- nostro inviato a Parigi -
È l'unico atleta non francese applaudito come un francese. Di solito è anche l'unico atleta non ungherese, polacco, inglese, belga, spagnolo, americano sostenuto e acclamato come se fosse ungherese, polacco e di tutti quei bei paesi. Quando Gianmarco Tamberi si è tolto la felpa con cappuccio versione lunga e non ingobbita di Quasimodo, lo Stade de France, Notre Dame dell'atletica parigina, è venuto giù per il fragore degli applausi. Per la verità è venuta giù per tre volte di fila anche l'asticella posta a due e ventisette. In virtù però dei molti errori altrui e del 2 e 24 passato sia da Gimbo che dall'altro azzurro, Stefano Sottile, al primo tentativo dopo non aver commesso errori, opplà, che i nostri ragazzi sabato saranno in finale. Gimbo a Parigi direttamente dal pronto soccorso, lo stadio in delirio, lui che fallisce un salto a 2,27 e invece di pensare al punto di stacco corre dall'amico Barshim, quello con cui condivise l'oro a Tokyo, steso nel prato per un dolore. L'amico un attimo dopo ricambia passando come una virgola nel cielo proprio il 2 e 27. E poi tifo, applausi, braccia aperto come il Cristo di Rio de Janeiro prima di saltare e l'amore per la moglie Chiara seduta fra gli spalti che lo aspetta, sorride, si sporge, lui saltella, bacio, abbraccio e «l'altro giorno mi ha dato questo braccialetto che avevo dopo le qualifiche a Tokyo, l'ha aggiustato e mi ha fatto una sorpresa».
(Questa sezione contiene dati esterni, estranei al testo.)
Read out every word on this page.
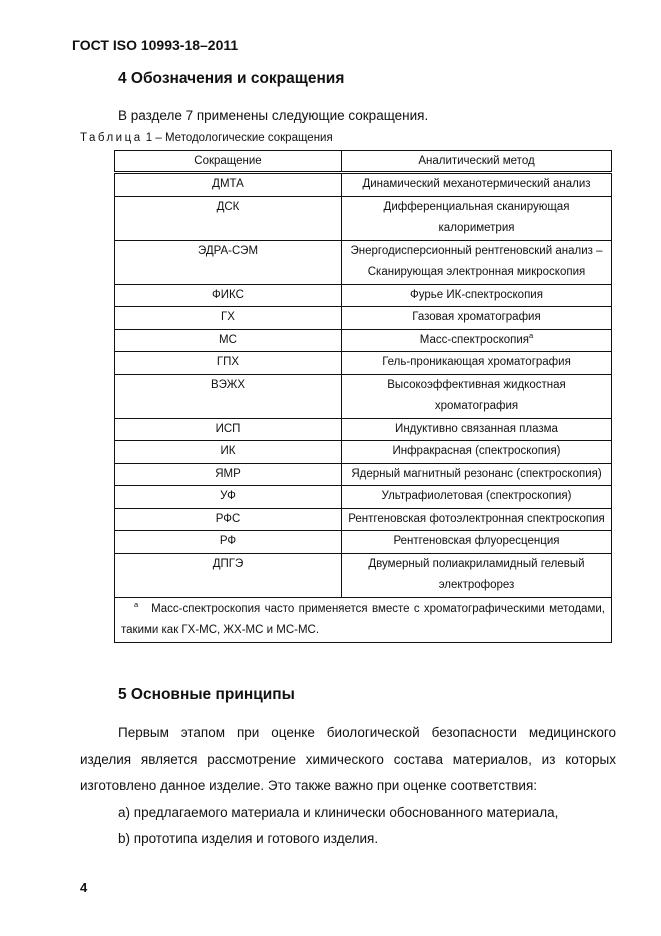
ГОСТ ISO 10993-18–2011
4 Обозначения и сокращения
В разделе 7 применены следующие сокращения.
Таблица 1 – Методологические сокращения
Сокращение	Аналитический метод
ДМТА	Динамический механотермический анализ
ДСК	Дифференциальная сканирующая калориметрия
ЭДРА-СЭМ	Энергодисперсионный рентгеновский анализ – Сканирующая электронная микроскопия
ФИКС	Фурье ИК-спектроскопия
ГХ	Газовая хроматография
МС	Масс-спектроскопия$^а$
ГПХ	Гель-проникающая хроматография
ВЭЖХ	Высокоэффективная жидкостная хроматография
ИСП	Индуктивно связанная плазма
ИК	Инфракрасная (спектроскопия)
ЯМР	Ядерный магнитный резонанс (спектроскопия)
УФ	Ультрафиолетовая (спектроскопия)
РФС	Рентгеновская фотоэлектронная спектроскопия
РФ	Рентгеновская флуоресценция
ДПГЭ	Двумерный полиакриламидный гелевый электрофорез
$^а$ Масс-спектроскопия часто применяется вместе с хроматографическими методами, такими как ГХ-МС, ЖХ-МС и МС-МС.	
5 Основные принципы
Первым этапом при оценке биологической безопасности медицинского изделия является рассмотрение химического состава материалов, из которых изготовлено данное изделие. Это также важно при оценке соответствия:
а) предлагаемого материала и клинически обоснованного материала,
b) прототипа изделия и готового изделия.
4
Ma i però sono tanti, forse troppi. Per questo Tamberi è oggi un control-alt-canc con cappuccio e tuta. «Esco da qui, giro l'angolo e azzero questi giorni e questa qualificazione e sabato mi presenterò al meglio, sperando, visti i tempi, che non mi accada dell'altro...» dice. «In pedana nei salti sentivo che mi mancava la gamba di stacco, anche se non sono mai stato un uomo da qualifica. Sono migliorato da ieri, sto sempre meglio, sono convinto che riuscirò a presentarmi più in forma». I rivali da temere sono l'amico Barshin, «lo siamo e lo saremo per sempre però abbiamo deciso stavolta niente oro condiviso, la Gioconda si dipinge una volta sola, vediamo chi farà il quadro più bello». L'altro da temere è il neozelandese Hamish Kerr, 2 e 27 in scioltezza dopo aver fatto un po' lo svagatello nei salti precedenti.
«Giorno complicato, un disastro» ripete Gimbo, «mi dispiace non essere riuscito a fare nessun salto che abbia riacceso la confidenza che avevo prima dei problemi di calcoli. Il dolore più forte provato in vita mia, incredibile». È magro, ha il visto scavato, è preoccupato, ma la luce negli occhi dice che venderà carissima la pelle. Per lui, non solo per lui. Si commuove: «Sapete, è una storia particolare.
Per Rio, nel 2016, tantissimi miei amici avevano comprato il biglietto aereo e quello della mia gara e alla fine si sono trovati in tribuna al mio fianco, io con il gesso; poi hanno preso il biglietto per Tokyo e non sono potuti partire per il covid, adesso ci hanno riprovato per Parigi e io tre giorni fa ero in ospedale...». Gli trema la voce: «Sembrava una di quelle cose che no, non devono avverarsi mai e invece sabato saranno tutti con me allo stadio c..!».